Same with AI today....everyone’s talking about it, but only a fraction are using it deeply.
Same with crypto....it will be used everywhere, but the rails and regulations take time to create and become accepted.
AI and robots will be like this.
We're definitely in a slight hype cycle at the moment, but in the longrun we're just in the tiny beginning phase.

So what happens when robots handle everything?
Universal abundance is essentially a highly capable, highly intelligent robot that anyone can own cheaply.
And if that robot:
Takes care of you
Provides medical checkups
Monitors your vitals
Helps when you’re elderly
Builds your home
Repairs your belongings
Manufactures your tools
Then…what do you need to buy?
If resources, labor, and care are abundant and cheap, money becomes less necessary.

My life is already getting cheaper thanks to AI:
Even now a lot of my medical care starts with asking ChatGPT. I don’t need to call a doctor or consultant for every question.

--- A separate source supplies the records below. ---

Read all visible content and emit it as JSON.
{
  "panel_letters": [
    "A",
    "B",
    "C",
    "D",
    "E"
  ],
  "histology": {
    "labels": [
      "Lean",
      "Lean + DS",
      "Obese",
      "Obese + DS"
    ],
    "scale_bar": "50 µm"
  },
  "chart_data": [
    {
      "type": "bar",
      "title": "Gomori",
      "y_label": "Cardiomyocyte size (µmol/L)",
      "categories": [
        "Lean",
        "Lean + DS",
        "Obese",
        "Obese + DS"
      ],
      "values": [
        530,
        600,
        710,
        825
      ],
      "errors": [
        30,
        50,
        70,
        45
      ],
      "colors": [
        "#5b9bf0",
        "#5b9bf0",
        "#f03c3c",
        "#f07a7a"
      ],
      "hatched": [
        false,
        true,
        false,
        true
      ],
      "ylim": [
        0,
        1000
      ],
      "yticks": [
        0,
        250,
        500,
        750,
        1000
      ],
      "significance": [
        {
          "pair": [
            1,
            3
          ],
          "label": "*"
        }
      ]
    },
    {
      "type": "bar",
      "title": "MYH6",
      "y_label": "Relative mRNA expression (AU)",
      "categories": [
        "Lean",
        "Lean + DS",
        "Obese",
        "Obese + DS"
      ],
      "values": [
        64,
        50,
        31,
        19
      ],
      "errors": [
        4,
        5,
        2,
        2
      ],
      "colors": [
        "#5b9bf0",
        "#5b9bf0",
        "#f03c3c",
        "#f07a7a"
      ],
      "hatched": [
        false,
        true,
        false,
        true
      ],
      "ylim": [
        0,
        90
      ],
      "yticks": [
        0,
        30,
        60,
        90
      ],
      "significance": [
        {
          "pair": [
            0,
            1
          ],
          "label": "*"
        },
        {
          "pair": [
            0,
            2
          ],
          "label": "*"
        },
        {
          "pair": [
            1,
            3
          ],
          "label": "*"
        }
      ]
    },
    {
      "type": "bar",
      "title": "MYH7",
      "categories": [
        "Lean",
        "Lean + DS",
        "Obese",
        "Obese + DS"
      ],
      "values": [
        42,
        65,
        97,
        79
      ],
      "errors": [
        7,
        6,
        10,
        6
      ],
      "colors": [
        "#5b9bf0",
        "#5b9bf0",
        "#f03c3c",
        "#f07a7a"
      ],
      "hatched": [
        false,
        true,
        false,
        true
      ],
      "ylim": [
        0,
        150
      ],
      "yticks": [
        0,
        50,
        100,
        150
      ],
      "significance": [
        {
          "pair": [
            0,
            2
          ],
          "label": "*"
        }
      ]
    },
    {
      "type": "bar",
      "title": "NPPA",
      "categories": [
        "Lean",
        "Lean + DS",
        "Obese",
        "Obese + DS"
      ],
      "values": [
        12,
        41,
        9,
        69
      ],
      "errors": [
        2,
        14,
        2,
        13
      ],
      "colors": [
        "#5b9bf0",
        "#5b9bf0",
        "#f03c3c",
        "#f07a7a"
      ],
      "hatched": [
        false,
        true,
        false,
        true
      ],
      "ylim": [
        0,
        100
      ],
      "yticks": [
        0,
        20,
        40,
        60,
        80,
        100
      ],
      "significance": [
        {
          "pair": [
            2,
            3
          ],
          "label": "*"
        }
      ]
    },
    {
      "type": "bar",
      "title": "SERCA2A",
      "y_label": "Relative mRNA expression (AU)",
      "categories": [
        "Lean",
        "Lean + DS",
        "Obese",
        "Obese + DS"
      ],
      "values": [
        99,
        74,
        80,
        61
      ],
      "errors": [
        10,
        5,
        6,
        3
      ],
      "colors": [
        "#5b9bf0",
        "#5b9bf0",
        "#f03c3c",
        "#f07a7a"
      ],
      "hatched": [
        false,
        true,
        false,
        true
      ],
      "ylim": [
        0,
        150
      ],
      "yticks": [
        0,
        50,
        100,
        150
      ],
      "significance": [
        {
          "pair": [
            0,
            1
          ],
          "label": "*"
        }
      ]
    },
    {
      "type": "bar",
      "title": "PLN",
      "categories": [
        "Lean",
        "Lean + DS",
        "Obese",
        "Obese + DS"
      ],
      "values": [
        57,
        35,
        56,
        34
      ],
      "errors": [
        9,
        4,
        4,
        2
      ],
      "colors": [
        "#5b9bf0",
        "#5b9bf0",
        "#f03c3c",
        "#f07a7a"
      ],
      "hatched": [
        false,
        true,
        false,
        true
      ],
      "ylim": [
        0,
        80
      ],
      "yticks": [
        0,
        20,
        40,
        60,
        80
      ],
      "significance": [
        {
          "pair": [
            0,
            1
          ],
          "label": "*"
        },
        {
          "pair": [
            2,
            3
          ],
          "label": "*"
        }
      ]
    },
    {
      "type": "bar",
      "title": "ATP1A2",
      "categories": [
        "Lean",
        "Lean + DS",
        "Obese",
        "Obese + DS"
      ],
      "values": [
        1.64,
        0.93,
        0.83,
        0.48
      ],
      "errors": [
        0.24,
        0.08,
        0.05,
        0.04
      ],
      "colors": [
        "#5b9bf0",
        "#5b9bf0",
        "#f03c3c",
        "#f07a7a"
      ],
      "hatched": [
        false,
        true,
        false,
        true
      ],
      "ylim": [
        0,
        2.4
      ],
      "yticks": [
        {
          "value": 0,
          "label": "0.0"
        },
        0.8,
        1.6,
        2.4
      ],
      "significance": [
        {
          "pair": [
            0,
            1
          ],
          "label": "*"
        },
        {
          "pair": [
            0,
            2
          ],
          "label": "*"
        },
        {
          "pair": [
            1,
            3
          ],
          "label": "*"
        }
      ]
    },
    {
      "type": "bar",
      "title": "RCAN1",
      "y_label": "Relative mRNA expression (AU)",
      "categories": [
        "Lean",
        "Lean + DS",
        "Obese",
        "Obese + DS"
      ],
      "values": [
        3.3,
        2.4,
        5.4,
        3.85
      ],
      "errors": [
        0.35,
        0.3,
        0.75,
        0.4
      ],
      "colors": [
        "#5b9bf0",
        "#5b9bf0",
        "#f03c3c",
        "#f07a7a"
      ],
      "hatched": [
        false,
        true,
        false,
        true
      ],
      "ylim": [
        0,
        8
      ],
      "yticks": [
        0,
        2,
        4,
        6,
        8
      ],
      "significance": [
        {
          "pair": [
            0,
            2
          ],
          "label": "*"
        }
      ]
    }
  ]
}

Same for other tasks in my life.
Most of the questions I have about my baby or my own health go through AI first....and it just keeps getting better.
So:
I go to the doctor less.
When I do go, I’m more informed.
And often a doctors visits is the only reason to go is to use a machine I don’t personally have access to.
So it's kind of wild to think that Universal Abundance isn’t a fantasy, it's just a possible outcome of intelligence + automation + robotics + time.
Once every skill on Earth becomes downloadable and every form of labor becomes nearly free, humanity will shift from working to survive…to living, learning, and creating in ways we haven’t imagined yet.
Already your ancestors from 5,000 years ago couldn't even FATHOM the life you're living now, I see this happening with us in a few decades.